Edward Snowden no Web Summit: “Somos a única coisa que pode proteger-nos”
Perante um Altice Arena completamente esgotado, Edward Snowden, um dos homens mais procurados pela Justiça dos EUA, disse a partir de Moscovo: "Continuem a ser livres."
Nunca fumou, “nem sequer uma ganza.” Mas é hoje um dos homens mais procurados pelas autoridades norte-americanas, depois de ter protagonizado uma das maiores fugas de informação da história do país. Estamos a falar, claro, de Edward Snowden, o famoso wistleblower que foi o “cabeça de cartaz” deste primeiro dia do Web Summit.
Se é um dos homens mais procurados, como foi ele ao Web Summit? A resposta é… não foi. Participou por videochamada a partir de Moscovo (Rússia) e respondeu em direto às perguntas de um apresentador, esse sim, no palco do Altice Arena. A qualidade da chamada, sem cortes, impressionou. Mas não tanto como a mensagem que Snowden deixou aos milhares de participantes do dia de inauguração do evento: só nós podemos proteger-nos.
Recentemente, publicou a sua autobiografia — Permanent Record — e foi imediatamente processado pelas autoridades norte-americanas. “A NSA [National Security Agency] processou-me para tentar evitar que as pessoas o lessem.

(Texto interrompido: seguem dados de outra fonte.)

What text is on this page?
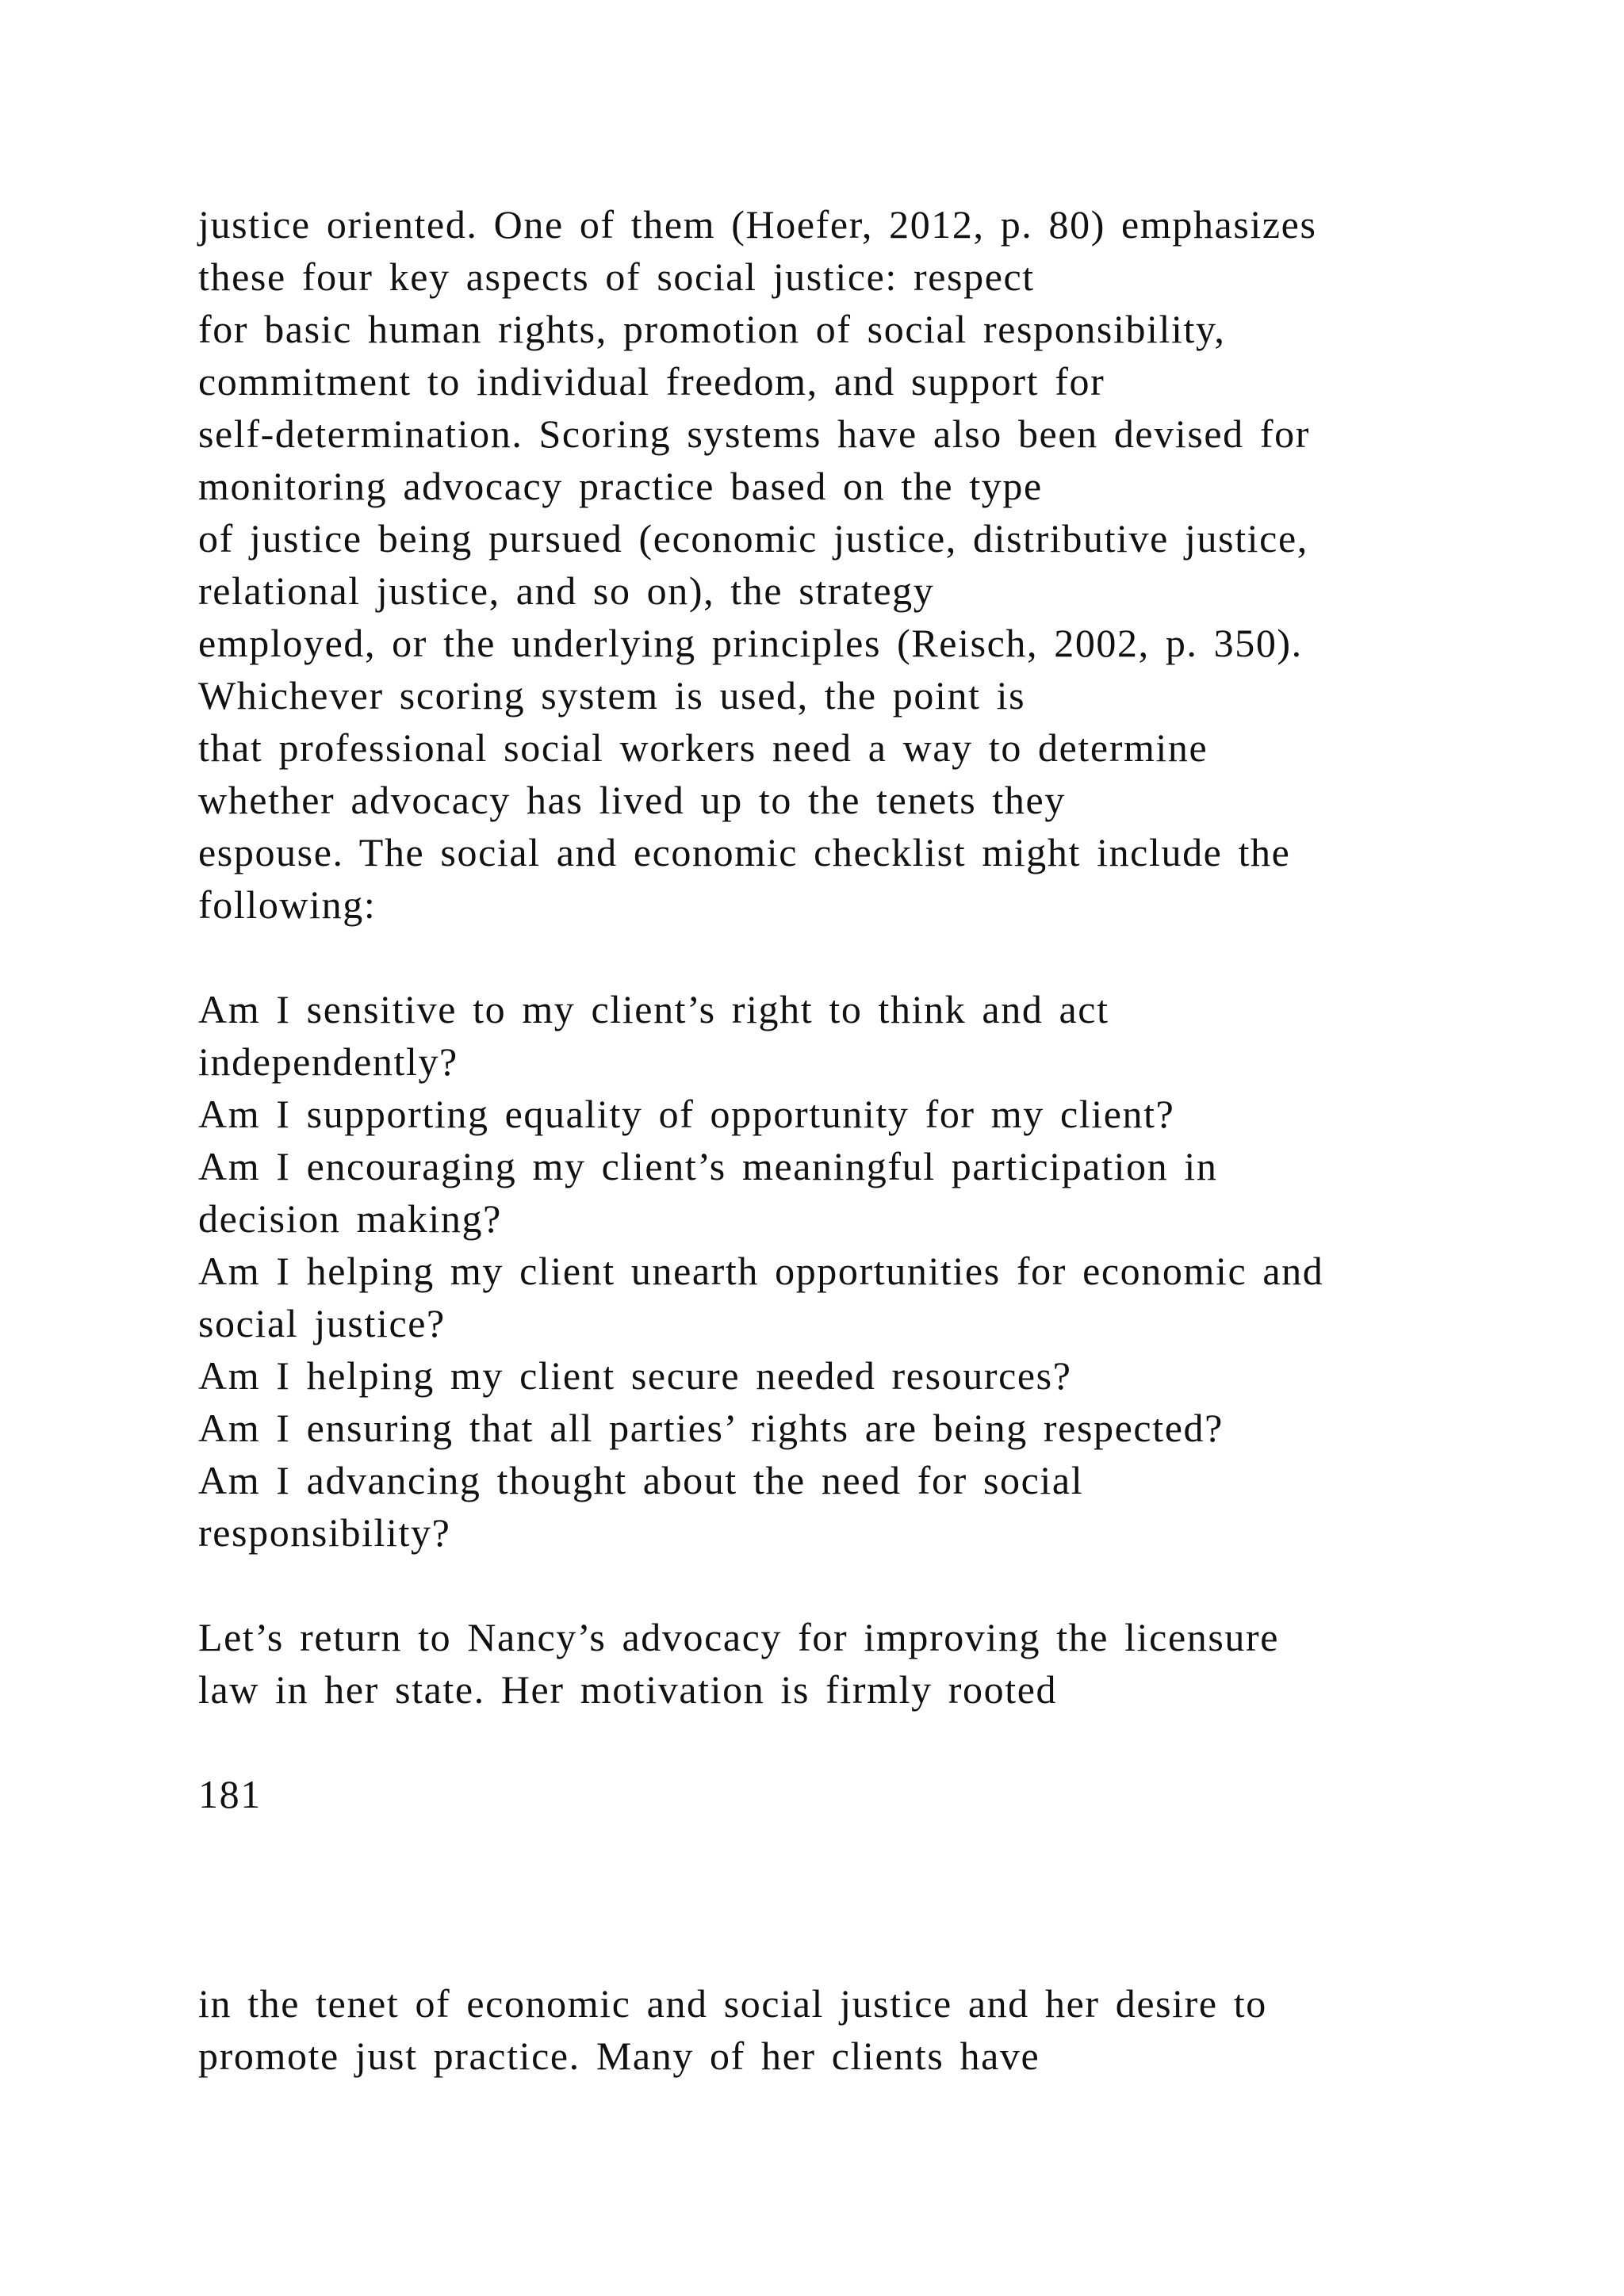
justice oriented. One of them (Hoefer, 2012, p. 80) emphasizes
these four key aspects of social justice: respect
for basic human rights, promotion of social responsibility,
commitment to individual freedom, and support for
self-determination. Scoring systems have also been devised for
monitoring advocacy practice based on the type
of justice being pursued (economic justice, distributive justice,
relational justice, and so on), the strategy
employed, or the underlying principles (Reisch, 2002, p. 350).
Whichever scoring system is used, the point is
that professional social workers need a way to determine
whether advocacy has lived up to the tenets they
espouse. The social and economic checklist might include the
following:
Am I sensitive to my client’s right to think and act
independently?
Am I supporting equality of opportunity for my client?
Am I encouraging my client’s meaningful participation in
decision making?
Am I helping my client unearth opportunities for economic and
social justice?
Am I helping my client secure needed resources?
Am I ensuring that all parties’ rights are being respected?
Am I advancing thought about the need for social
responsibility?
Let’s return to Nancy’s advocacy for improving the licensure
law in her state. Her motivation is firmly rooted
181
in the tenet of economic and social justice and her desire to
promote just practice. Many of her clients have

Eles não gostam que estes livros sejam publicados”, disse à audiência do Web Summit. O livro aborda a infância de Snowden, o 11 de setembro e o processo de decisão que o levou a expôr as práticas ilegais de vigilância em massa dos EUA, que não eram do conhecimento do público e foram, depois, declaradas inconstitucionais.
Mas a conversa foi, sobretudo, acerca da tecnologia. Da evolução da tecnologia. “Não se estão a aproveitar dos dados, estão a aproveitar-se das pessoas”, disse o ex-trabalhador da NSA, referindo-se às plataformas como o Facebook, que recolhem e exploram enormes quantidades de dados pessoais dos utilizadores (em alguns casos, cedendo-os à polícia). No Web Summit, lançou uma pergunta retórica: “Se criarmos um poder irresistível, seja criado pelo Facebook ou por um Governo qualquer, como é que se policia o uso desse poder quando é usado contra as pessoas e não a favor delas?”
Questionado sobre se a evolução em direção à recolha massiva de dados foi uma decisão coordenada do setor, o norte-americano disse que não. “Não creio ter sido uma decisão colaborativa da indústria”. Mas lembrou que as autoridades podem pedir às grandes plataformas informação sobre um utilizador sem terem de dizer porquê. Sem terem de o justificar.
Em vez de pedirem às pessoas para confiarem em vocês e nos vossos serviços, façam com que as pessoas nem tenham de confiar em vocês.
Numa sessão que durou cerca de 20 minutos, houve ainda tempo para falar do Regulamento Geral de Proteção de Dados (RGPD), a nova lei europeia que visa proteger os dados dos utilizadores, prevendo pesadas multas para as empresas incumpridoras. Mas Edward Snowden disse ver algumas falhas nesta legislação: “O problema não é a proteção de dados. É a recolha dos dados”, disse.
E exemplificou: “A minha geração não possui nada. Não está autorizada a ter nada. Mesmo que não queiram que se saiba, há forma de saber que vocês estão aqui. Seja porque se ligaram ao Wi-Fi, seja porque os vossos telemóveis estão ligados à torre de telecomunicações”, afirmou.
Instado a deixar conselhos à comunidade de empreendedores e developers presente no Web Summit, e perante um Altice Arena completamente esgotado, com mais 10.000 pessoas à porta na ânsia de entrarem, Edward Snowden recomendou: “Em vez de pedirem às pessoas para confiarem em vocês e nos vossos serviços, façam com que as pessoas nem tenham de confiar em vocês”, atirou. E concluiu: “Obrigado e stay free“ — ou seja, “continuem a ser livres”.